Beynin büyümesi daha fazla nöron oluşturmasından değil, zaten yerlerinde olan bu nöronların genişlemesinden, akson sayınsın ve dendritlerin bağlantılarının artmasından dolayı büyür. İnsan vücudunda ihtiyacının iki katı nöron vardır. Tıpkı bir ormanın seyreltilmesi gibi ihtiyaç duyulmayan ve kullanılmayan nöronlar ölür. Beyin hücrelerinin hayatta kalmasını nöraptik faktör denilen proteinlerin gönderdiği uyaranlar sağlar.
Çocuklar, beyinlerini kullanmaları için fırsatlarla karşı karşıya kalmadıklarında dendritler uyarılmazlar. Okul çağındaki çocukların baskın oldukları zekâ alanları aktif olarak uyarılmadığında beyin hücrelerinde nöral budanma gerçekleşir yani o alanla ilgili beyin hücreleri ölür.
Nöral dallanma dediğimiz dendritlerin çoğalması, aksonlara bağlı sinapsların artması için okullarda müziksel uyaranlar, hipotetik düşünme egzersizleri örneğin “Atatürk 80 yaşına kadar yaşasaydı ülkemizde şu anda nasıl değişiklikler olurdu”, “burnumuz duysa, kulağımız koklasa ne olurdu” “niçin, niçin değil” gibi sorular ve konularla ters düşünme stratejileri işlenebilir.

C. Çoklu Zekâ Alanları
Anne babalar çocuklarının zeki olmalarını isterler. Bu onlar için hem guru kaynağı, hem de bir güven unsurudur. Zeki çocuklar gelecek daha başarılı olur yargısının genel kabul gördüğü söylenebilir.
Öğretmenler de sınıflarındaki çocukların zeki olmalarını isterler. Böylelikle, öğretmek istedikleri şeyleri daha çabuk öğretir, mesleki doyum ve başarı duygusu yüksek hissedilebilir.
Klasik anlamda zeki çocuklar IQ testleri ile belirlenirdi. IQ testleri zekânın sınırlı alanlarını ölçtüğünden tartışılmaktadır. IQ’su yüksek çıkan bir çocukla ilgili beklentiler de yükseldiği gibi, düşük çıkan çocukla ilgili beklentiler de azalmaktadır.
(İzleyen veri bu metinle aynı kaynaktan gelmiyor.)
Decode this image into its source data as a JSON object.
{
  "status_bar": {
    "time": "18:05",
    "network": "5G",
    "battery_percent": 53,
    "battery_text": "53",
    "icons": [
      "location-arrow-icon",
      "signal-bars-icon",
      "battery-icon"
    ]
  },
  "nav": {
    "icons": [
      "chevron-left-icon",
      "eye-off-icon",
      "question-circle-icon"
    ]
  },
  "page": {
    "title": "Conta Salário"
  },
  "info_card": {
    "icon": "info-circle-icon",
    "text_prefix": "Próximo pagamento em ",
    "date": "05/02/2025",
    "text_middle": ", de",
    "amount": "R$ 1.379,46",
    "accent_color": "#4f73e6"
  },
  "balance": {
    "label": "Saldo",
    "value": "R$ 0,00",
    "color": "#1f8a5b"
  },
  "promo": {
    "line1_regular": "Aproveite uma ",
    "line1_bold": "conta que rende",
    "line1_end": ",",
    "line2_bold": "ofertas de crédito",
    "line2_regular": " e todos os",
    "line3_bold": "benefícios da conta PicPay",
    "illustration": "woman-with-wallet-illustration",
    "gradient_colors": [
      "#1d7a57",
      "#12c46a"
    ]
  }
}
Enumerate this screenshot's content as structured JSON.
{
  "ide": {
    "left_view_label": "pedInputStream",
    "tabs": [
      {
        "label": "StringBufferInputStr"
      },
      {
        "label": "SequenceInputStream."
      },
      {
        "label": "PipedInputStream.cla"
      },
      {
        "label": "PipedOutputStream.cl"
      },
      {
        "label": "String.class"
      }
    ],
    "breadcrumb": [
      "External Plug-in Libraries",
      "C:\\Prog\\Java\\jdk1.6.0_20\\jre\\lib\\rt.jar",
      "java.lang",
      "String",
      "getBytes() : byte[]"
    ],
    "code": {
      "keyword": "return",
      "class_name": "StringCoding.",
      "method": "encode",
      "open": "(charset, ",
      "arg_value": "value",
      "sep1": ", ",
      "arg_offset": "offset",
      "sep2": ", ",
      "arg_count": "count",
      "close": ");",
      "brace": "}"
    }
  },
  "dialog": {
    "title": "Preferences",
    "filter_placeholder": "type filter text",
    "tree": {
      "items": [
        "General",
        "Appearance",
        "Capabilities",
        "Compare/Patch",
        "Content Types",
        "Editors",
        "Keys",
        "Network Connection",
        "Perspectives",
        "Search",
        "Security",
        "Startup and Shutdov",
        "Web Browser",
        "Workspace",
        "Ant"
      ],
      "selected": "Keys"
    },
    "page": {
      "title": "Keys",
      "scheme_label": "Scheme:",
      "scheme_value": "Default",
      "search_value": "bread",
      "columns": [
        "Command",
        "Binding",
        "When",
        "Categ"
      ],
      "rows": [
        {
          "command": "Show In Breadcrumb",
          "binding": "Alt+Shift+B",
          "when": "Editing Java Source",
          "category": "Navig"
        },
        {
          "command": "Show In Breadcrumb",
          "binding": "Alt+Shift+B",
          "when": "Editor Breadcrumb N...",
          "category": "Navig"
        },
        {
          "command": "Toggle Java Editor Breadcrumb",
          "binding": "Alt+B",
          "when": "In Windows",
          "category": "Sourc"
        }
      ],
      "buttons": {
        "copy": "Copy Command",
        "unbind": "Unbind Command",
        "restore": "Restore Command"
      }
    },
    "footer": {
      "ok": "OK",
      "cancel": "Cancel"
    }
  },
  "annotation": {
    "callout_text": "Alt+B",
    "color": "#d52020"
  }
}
Birçok uzman anne babalara IQ testlerine itibar edilmemesini, çocuklarına yapacakları en iyi şeyin zengin fırsatlar oluşturmak ve içsel motivasyonlarını desteklemektir.
Çoklu Zekâ Kuramına göre zekâ alanları en az sekiz tane olarak gözlenmektedir. Bu alanlar klasik IQ testleri ile tam olarak ölçülememektedir. Çoklu Zekâ alanları anne babalara ve öğretmenlere yeni şeyler yapma konusunda yol göstermektedir.
Çoklu Zekâ Alanları Nasıl Belirlenir
Çoklu zekâ alanları test dışı tekniklerle belirlenmektedir. Bu tekniklerden bazıları:
•   Gözlem
•   İşaretleme listeleri ve dereceleme ölçekleri (Envanterler)
•   Anekdot kaydı
•   Kimdir bu
•   Görüşme

1.   Sözel – Dil Zekâ
Örnek Kişi: Hz. Mevlana
Sözel dilsel zekâsı yüksek olan kişilerde genel olarak aşağıdaki beceriler gözlenir:
Dinleme becerisi yüksektir
Kelime oyunlarını sever
İyi bir fıkra anlatıcısıdır
Kitaplarla iç içedir
İyi bir kelime hazinesi vardır
Sözel olarak iyi iletişim kurar
Yazmaktan hoşlanır
İyi bir hafızası vardır

Meslek   Eylem   Ders   Ders Dışı
Öğretmen
Gazeteci
Yazar
Şair
Çevirmen
Avukat
Edebiyatçı
Oyun Yazarı
Yayıncı
Hatip
Eğitim bilimci
Komedyen
Romancı   Tanımla
Listele
Görüş
Formüle et
Yeniden İfade et
Tartış
Şiir yaz
Makale yaz
Sunu yap
Slogan bul
Röportaj yap
Mektup yaz
Talk-show sun   Türkçe
Yabancı dil
Dilbilgisi
Sosyal bilgiler   Dil kulübü
Okul gazetesi
Yıllık
Kütüphane
Hikâyeler
Dergiler
Çizgi roman
Kelime oyunları
Senaryo yazma

Sözel-dil zekâsı, bir bireyin kendi diline ait kavramları bir masalcı, bir konuşmacı veya bir politikacı gibi sözlü olarak veya bir şair, bir yazar, bir editör veya bir gazeteci gibi yazılı olarak etkili biçimde kullanabilmesi kapasitesidir. Sözel dil zekâsına sahip insanlar kendi anadilleri yanında başka bir dilde de kendi düşünüce ve duygularını etkili bir şekilde ifade etme kabiliyetine sahiptirler. Sözel dil zekâsı kuvvetli olan bireyler, işiterek, konuşarak, okuyarak, tartışarak ve başkaları ile karşılıklı iletişime ve etkileşime girerek en iyi öğrenirler.
Sözel-dilsel zekâ matematik, fen gibi birçok akademik konu için pasaport görevi görmektedir. Geleneksel öğretimde girdiler büyük oranda okumaya ve işitsel girdilere dayandığı için akademik konularda zayıf olan çocukların öncelikle sözel-dilsel becerileri (okuma, anlama gibi) ölçülmelidir.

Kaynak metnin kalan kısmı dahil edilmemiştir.